Il permesso di andare e venire dal tempio vale un anno. I monaci rispettano le regole perché, in caso contrario, come ha detto uno di loro, «la situazione si farà difficile».
Visto che il governo comunista esercita controlli tanto severi sul buddismo tibetano, che non solo violano gravemente la libertà personale dei monaci, ma li tengono in una condizione di paura e di angoscia, alcuni monaci hanno rinunciato del tutto a viaggiare, nella speranza di evitare problemi ulteriori.
Un monaco che risiede nella Prefettura autonoma tibetana di Huangnan ha raccontato al nostro reporter quel che una volta gli è successo. Alla stazione ferroviaria, appena varcato l’ingresso, è stato sottoposto a controlli severi. Il personale, occupato con altri viaggiatori, gli ha intimato di rimanere in disparte. Poi ha dovuto togliersi le scarpe e sottoporsi a perquisizione. Anche il suo zaino è stato controllato, e lo stesso il suo account su WeChat. Sono stati anche verificati i numeri dei suoi contatti telefonici e le loro fotografie. Nessun altro alla stazione ha subito questo trattamento. Accanto a lui, un altro tibetano ha detto: «Il controllo del governo sui monaci tibetani diventa ogni anno più rigido».

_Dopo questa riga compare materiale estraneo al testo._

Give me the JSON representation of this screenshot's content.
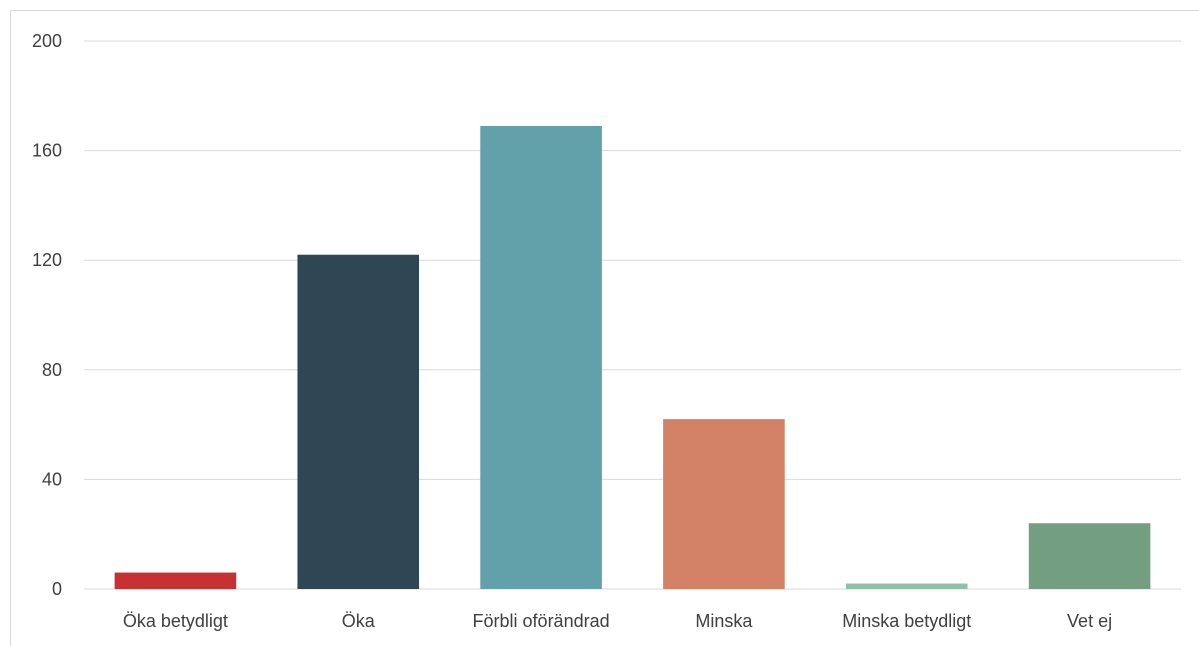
{
  "chart_data": {
    "type": "bar",
    "categories": [
      "Öka betydligt",
      "Öka",
      "Förbli oförändrad",
      "Minska",
      "Minska betydligt",
      "Vet ej"
    ],
    "values": [
      6,
      122,
      169,
      62,
      2,
      24
    ],
    "colors": [
      "#c63232",
      "#2f4654",
      "#62a0aa",
      "#d38164",
      "#8fc2ac",
      "#739f80"
    ],
    "title": "",
    "xlabel": "",
    "ylabel": "",
    "ylim": [
      0,
      200
    ],
    "yticks": [
      0,
      40,
      80,
      120,
      160,
      200
    ],
    "grid": true,
    "legend": "none"
  }
}
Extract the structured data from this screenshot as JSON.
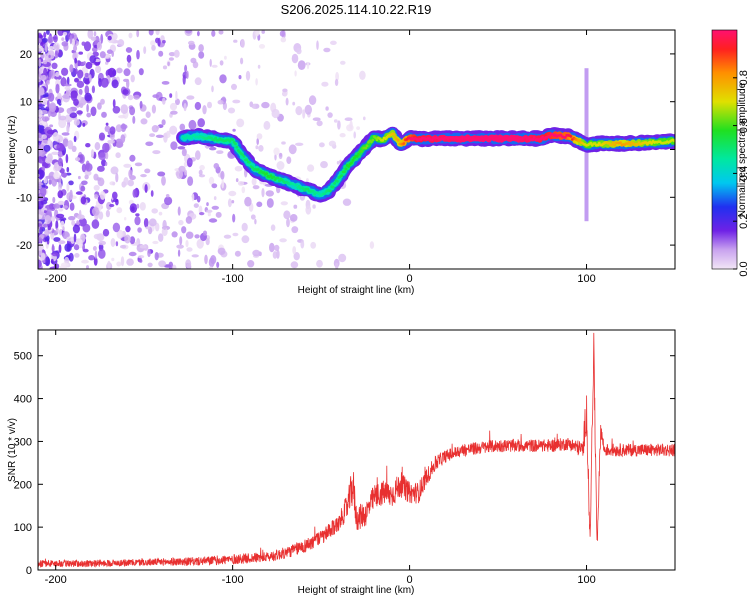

Il diritto di muoversi liberamente senza controllo è un diritto umano inalienabile, uno dei tanti diritti che il PCC nega ai tibetani, i quali vivono costantemente nel timore che, se non vengono condivise con altri monaci e con altre persone della regione, le loro tradizioni religiose si estinguano. Del resto, è questo il vero obiettivo del PCC.